Now this example given in Clinton's speech is what sparked the USA hacks al-Qaida stories. "A couple of weeks ago, al-Qaida's affiliate in Yemen began an advertising campaign on key tribal web sites bragging about killing Americans and trying to recruit new supporters. Within 48 hours, our team plastered the same sites with altered versions of the ads that showed the toll al-Qaida attacks have taken on the Yemeni people. And we can tell that our efforts are starting to have an impact, because we monitor the extremists venting their frustration and asking their supporters not to believe everything they read on the Internet. (Applause.)"

But the Yemeni tribal forum in question is an open public website, not a terrorist or jihadi website, according to the Christian Science Monitor. The CSMonitor quoted William McCants, a jihadi research analyst at the Center for Naval Analyses as saying, "There was no hacking involved at all. They [the State Department team] overtly message on non-jihadi forums that anybody can sign up for. They represent themselves as a member of the US government. By law they have to identify themselves."

Many people have heard of how "armies" of fake social media "friends" can promote propaganda. The government denies using propaganda against Americans, but not other countries. After an unnamed State Department official said, "We parody and poke holes in what they do," Wired reported, "They essentially launched a counterterrorism-by-AdWords campaign by purchasing anti-al-Qaida ads on the same site, featuring the coffins of Yemeni civilians killed in terrorist attacks." Yet State Department spokeswoman Ms. Nuland contacted Wired to clarify, what Clinton referred to was a "counter-spoof" and was not paid advertising. But to counter paid extremist advertising such as on YouTube, the U.S. will "pay for the counter." However Nuland insisted, "We don't hack. We don't engage in covert activities."

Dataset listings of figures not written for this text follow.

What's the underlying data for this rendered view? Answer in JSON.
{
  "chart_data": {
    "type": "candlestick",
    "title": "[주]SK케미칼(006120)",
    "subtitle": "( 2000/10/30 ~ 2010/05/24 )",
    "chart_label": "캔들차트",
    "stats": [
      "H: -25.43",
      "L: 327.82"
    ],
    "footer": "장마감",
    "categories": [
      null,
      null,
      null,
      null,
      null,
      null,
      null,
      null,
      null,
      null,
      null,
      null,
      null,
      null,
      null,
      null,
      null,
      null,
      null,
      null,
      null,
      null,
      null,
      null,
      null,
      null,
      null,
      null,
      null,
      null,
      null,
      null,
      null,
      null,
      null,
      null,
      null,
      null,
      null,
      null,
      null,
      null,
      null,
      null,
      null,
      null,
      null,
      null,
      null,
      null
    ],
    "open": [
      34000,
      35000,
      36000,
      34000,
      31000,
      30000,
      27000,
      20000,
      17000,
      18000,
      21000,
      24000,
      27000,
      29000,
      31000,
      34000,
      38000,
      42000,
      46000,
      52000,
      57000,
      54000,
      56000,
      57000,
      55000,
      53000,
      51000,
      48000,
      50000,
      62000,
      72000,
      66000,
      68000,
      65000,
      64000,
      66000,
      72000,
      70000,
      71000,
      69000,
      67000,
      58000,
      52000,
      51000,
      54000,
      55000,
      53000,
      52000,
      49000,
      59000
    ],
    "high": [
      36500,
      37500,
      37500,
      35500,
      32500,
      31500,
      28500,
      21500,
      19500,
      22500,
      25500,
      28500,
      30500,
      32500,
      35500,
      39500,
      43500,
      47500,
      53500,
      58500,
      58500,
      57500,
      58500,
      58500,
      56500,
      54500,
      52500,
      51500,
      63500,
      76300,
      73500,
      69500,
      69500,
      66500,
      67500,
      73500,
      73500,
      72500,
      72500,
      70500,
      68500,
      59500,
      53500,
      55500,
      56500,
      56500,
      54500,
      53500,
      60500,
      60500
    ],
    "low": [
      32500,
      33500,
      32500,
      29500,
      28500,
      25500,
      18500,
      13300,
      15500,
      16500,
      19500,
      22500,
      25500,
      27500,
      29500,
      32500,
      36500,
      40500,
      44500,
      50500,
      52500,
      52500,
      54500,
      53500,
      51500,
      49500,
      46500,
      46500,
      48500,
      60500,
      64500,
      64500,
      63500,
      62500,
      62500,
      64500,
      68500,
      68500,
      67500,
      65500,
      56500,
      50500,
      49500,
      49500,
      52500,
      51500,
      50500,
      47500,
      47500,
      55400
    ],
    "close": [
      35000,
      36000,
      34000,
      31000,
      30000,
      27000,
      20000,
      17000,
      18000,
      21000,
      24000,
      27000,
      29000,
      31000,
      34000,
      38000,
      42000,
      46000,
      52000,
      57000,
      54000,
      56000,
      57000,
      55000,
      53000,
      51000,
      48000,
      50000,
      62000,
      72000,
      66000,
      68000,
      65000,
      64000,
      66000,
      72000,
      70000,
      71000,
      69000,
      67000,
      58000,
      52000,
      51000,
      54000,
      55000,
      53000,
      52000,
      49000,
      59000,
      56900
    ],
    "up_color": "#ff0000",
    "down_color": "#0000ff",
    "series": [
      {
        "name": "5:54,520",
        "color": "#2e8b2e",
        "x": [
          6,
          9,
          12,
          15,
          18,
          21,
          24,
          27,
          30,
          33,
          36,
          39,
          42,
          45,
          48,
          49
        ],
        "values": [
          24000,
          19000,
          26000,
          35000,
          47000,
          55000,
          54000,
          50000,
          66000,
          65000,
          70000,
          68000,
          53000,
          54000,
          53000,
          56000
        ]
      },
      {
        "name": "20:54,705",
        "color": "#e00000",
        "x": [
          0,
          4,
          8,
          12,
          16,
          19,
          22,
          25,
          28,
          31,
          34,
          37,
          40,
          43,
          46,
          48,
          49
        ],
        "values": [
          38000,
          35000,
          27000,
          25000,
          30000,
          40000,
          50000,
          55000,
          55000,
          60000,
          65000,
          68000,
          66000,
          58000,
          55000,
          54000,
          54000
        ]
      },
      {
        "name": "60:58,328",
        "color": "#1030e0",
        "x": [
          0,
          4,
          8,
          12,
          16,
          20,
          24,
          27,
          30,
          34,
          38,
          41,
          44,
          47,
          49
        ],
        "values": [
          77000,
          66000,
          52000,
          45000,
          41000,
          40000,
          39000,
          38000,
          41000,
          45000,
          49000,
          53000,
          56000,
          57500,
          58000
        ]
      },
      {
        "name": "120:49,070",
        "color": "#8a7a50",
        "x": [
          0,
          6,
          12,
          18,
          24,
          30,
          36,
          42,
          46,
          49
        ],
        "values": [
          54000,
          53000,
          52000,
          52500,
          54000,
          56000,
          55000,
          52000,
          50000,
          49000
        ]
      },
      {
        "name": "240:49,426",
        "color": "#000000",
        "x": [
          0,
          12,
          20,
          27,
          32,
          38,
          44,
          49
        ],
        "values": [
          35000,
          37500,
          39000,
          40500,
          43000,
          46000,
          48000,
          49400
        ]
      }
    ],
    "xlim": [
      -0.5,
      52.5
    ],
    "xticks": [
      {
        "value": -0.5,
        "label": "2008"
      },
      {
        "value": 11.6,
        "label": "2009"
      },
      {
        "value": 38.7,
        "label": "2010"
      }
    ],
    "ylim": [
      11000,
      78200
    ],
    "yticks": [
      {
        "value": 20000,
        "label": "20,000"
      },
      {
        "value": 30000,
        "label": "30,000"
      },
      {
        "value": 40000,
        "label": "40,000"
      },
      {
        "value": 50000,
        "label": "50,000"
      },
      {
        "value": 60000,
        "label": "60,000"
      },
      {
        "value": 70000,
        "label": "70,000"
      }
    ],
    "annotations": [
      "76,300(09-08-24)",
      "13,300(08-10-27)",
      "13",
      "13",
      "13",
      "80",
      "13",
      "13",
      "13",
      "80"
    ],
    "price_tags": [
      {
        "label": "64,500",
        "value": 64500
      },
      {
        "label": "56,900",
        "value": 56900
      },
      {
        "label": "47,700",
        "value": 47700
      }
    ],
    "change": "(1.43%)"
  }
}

It is nearly Memorial Day when many people will remember soldiers who gave all for our country. But it doesn't take a patriotic weekend to be outraged by any website bragging about killing Americans and happily showing off coffins draped in USA flags. Although Clinton mentioned a "digital outreach team of tech savvy specialists" were "patrolling the web and using social media and other tools to expose the inherent contradictions in al-Qaida's propaganda," no elite skills were needed to pull this off. A person would only need the ability to use Bing or another translator, or even Chrome which wants to translate, and then play "search and destroy." While I'm certainly not suggesting it, a person could find a forum that hates the USA, create an account there, and then post messages or photos to spread propaganda and troll "terrorists." Then you, too, can be State Department-like "hero hacker." Or not . . .  either way, Happy Memorial Day!